Reid is in India this week and next, traipsing in and around Bangalore. Why he picked that spot is beyond me but that’s where he is for the duration of his odyssey. If a kid is going to pull up stakes and travel, why not now when he has no life commitments beyond his job and rent and has a little change jingling in his pockets? Everybody has a little bit of wanderlust and adventure in them. He may have exceeded his supply. By my count, he’s been to Mexico, Finland, Sweden, Russia, Australia, New Zealand, and maybe other nations I don’t know about. Norway?
By comparison his old man had to settle for four days in Santa Fe. But it was far from a booby prize. As a getaway locale its pretty darn good if you like the Southwestern motif of food, culture, pervasive adobe structures and high-country desert. I’ve been there more than several times and wonder if I blunt my own sense of wanderlust by not expanding my travel horizons with return trips to Bend, OR or Boise, ID or San Diego or sunnier, warmer spots. I’m kind of Santa Fe’d-out for maybe the next half-decade or so. You could do worse, however.
Here’s what the kids received last week:
February 13, 2012
Ellen/Reid: Reid, I hope this gets to you before you journey East (or do you go West to get to India?) and it has to be an enormous relief to have your visa in hand. What a deal that would’ve been to go all that way only to be turned down at the customs office. I cannot wait to hear about things and hope that you can get online as often as possible to send us your photos and your impression of things. It is just wild that you are headed over there. There was a book some time ago titled The Ugly American and it was about how in our arrogance we bullied some Southeast Asian banana republics into our way of thinking or some such thing. You will be anything but. What an experience. Sure you don’t want to lug your old man along with you?

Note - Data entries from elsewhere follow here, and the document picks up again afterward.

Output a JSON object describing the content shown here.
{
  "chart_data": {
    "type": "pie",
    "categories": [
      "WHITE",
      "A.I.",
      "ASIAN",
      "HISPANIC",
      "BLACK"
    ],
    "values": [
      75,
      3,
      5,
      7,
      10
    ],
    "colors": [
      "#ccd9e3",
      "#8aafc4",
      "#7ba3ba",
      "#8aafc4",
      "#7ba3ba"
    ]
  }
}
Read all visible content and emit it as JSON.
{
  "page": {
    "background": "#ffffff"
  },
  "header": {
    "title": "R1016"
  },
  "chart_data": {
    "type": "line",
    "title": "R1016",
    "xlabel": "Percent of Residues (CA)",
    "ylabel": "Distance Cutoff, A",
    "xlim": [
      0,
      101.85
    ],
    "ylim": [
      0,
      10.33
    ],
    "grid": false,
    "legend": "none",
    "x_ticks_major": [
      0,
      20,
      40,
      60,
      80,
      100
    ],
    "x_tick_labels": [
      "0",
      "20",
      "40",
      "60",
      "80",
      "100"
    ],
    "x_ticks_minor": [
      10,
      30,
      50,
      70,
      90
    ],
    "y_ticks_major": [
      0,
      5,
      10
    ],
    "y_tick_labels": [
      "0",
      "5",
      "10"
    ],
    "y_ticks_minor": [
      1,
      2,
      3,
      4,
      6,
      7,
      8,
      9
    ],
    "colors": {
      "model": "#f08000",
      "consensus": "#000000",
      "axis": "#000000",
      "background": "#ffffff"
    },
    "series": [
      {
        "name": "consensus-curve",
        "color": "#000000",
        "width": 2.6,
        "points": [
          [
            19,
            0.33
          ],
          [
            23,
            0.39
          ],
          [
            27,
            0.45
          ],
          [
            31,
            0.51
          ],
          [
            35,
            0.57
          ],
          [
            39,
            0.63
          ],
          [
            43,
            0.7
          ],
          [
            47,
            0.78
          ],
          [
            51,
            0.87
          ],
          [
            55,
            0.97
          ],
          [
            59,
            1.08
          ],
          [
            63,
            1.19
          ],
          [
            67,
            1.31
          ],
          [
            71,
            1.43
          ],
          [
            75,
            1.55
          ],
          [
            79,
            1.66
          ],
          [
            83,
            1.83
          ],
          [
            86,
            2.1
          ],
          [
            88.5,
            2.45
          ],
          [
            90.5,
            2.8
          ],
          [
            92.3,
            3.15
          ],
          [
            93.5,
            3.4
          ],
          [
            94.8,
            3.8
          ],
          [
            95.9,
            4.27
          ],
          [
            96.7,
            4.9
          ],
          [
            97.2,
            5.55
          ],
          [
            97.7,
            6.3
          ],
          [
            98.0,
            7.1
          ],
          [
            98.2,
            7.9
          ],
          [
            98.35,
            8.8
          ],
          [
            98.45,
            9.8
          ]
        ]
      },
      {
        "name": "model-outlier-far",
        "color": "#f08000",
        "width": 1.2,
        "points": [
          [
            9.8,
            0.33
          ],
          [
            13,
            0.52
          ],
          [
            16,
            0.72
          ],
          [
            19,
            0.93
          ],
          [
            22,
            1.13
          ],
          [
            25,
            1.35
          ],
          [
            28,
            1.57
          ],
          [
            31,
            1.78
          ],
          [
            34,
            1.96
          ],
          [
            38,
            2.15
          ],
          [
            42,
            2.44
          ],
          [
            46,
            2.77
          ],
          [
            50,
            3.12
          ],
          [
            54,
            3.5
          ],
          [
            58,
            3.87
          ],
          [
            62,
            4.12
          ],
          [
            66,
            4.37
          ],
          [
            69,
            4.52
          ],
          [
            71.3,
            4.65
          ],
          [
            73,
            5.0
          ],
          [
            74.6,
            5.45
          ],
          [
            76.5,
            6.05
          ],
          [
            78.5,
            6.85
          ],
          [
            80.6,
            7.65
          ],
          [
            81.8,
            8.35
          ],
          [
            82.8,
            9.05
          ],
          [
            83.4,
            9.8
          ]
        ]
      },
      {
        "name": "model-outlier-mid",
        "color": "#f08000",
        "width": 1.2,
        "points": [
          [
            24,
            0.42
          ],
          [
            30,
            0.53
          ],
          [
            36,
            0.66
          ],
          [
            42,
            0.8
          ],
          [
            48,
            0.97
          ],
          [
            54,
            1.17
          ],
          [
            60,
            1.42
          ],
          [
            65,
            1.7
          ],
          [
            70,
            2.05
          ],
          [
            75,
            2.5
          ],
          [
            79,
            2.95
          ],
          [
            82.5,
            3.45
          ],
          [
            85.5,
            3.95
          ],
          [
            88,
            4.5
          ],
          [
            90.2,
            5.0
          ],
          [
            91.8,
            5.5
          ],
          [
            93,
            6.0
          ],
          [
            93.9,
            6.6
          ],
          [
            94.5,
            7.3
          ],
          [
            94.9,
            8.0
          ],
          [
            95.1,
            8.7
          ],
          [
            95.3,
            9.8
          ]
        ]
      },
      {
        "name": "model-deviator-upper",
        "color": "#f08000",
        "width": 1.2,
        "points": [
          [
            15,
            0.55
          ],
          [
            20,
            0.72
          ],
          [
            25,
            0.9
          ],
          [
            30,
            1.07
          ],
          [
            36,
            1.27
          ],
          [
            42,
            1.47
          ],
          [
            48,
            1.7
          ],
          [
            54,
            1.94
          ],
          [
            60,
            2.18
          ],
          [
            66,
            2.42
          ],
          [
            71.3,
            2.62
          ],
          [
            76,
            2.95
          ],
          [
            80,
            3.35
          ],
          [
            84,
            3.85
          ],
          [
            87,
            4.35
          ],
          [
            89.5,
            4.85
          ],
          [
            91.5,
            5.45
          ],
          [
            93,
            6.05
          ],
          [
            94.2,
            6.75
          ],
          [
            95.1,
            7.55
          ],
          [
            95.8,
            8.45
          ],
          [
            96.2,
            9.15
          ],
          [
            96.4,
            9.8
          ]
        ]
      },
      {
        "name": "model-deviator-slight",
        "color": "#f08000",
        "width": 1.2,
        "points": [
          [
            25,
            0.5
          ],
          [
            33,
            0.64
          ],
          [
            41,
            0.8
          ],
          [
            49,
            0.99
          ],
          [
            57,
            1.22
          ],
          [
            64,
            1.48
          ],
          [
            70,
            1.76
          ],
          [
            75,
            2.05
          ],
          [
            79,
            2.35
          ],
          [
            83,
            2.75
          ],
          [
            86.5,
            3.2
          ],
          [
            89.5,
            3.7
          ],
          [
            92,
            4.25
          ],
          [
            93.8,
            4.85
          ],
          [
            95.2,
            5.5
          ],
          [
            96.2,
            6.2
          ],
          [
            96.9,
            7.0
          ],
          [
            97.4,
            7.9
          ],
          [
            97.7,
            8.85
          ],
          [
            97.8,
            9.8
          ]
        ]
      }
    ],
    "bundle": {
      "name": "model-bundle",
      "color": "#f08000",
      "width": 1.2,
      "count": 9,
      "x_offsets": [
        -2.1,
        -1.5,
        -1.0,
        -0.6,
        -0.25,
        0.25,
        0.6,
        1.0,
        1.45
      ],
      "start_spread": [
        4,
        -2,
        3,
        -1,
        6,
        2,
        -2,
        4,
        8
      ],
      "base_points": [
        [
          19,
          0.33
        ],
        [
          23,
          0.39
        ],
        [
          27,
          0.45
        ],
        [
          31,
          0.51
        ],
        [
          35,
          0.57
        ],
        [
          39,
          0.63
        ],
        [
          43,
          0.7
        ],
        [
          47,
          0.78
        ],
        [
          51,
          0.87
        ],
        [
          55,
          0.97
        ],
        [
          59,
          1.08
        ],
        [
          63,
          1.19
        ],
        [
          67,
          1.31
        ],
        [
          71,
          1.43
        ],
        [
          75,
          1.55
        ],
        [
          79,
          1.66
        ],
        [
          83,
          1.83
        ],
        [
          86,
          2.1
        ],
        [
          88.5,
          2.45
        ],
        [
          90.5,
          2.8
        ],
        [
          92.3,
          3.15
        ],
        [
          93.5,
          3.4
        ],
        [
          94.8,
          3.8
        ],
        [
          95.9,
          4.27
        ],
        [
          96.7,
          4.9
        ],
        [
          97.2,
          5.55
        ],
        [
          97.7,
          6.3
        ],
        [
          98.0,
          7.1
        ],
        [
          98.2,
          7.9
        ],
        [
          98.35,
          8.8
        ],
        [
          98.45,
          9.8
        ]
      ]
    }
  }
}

In lieu of your once-in-a-lifetime trek to India, Santa Fe had to do for us. We had a great time. The streets and byways come back to you after a little while, and we just had a low-key but fun four days. Among the many places we dined and imbibed was Cowgirls (which if memory serves me, which it may not, was where we had BBQ there with you a few years ago), incredible wine at the 4 star Inn of the Anisasi, a couple of good visits to the La Fonda, Casa-something-or-other which was just a riot with a live flamenco dancer accompanied by an operatic singer. It was really fun and the food was good, too. I couldn’t tell you what we ate at El Farol but it was a wonderful meal. That was the place a little bit south of the house you guys rented when you were there. We stayed at a funky little B&B called the Inn on the Paseo. Homey yet with good access to the Plaza. We moseyed around the perimeter of the town square looking at Indian jewelry and the like and had a glass of wine now and again. It’s a big art town and the cultural angle is kind of lost on me so 50% of the stores went unvisited. It hadn’t changed a whole lot since the last couple of times I’d been there.
I suppose the other highlight besides gorging ourselves was a hike up the mountains to the east of Santa Fe. Felicia found the alleged day hike online, and we literally went straight up nearly 1,800 feet on the Atalaya Trail. The tourist info called it a ‘difficult’ climb but some other stuff I came across just this morning termed it strenuous. It was accurate to say the least. Whenever a trail sign offers two options, one being ‘Steepest’ and the other being ‘Easiest’, take the latter. We opted for steepest, and while it was a challenge, we were in fine shape. It wasn’t so much hiking as climbing. We just weren’t mentally prepped for it. Plus, we were on snow the entire last half and that made the going treacherous, but we did prevail and persevere, and after a few hours we made it to the top. That’s where the cell phone photo came from. It was unbelievable. The few folks we did see sported a strap-on traction deal on their boots called ‘Yaks’ which were a poor man’s crampon. Thus, we half-slid our way back down the mountain. It was exhausting but well worth the ordeal.
We took the Turquoise Trail to Albuquerque and that was kind of a bust. Of note was the town of Madrid, where the climatic street scenes from “Wild Hogs” were filmed. So that was sort of fun. We skirted Albuquerque in hopes of finding the desert but the shrubs and few cacti weren’t much different than what we saw around Santa Fe. It ended up a waste of gasoline and precious time.
Ellen, let me know if you have questions about the bath thing. Sounds arduous. Tim’s demolition is really a huge part of it. The other stuff should come together. Just make sure you have your materials list in hand and the specific locations of where the shower, sinks, etc., are going to be. Make sure the contractor gives you a daily report and a to-do list for the next day’s work.
Okay, guys, over and out. Reid, do what you can to keep us filled in. Can’t wait to hear all about it.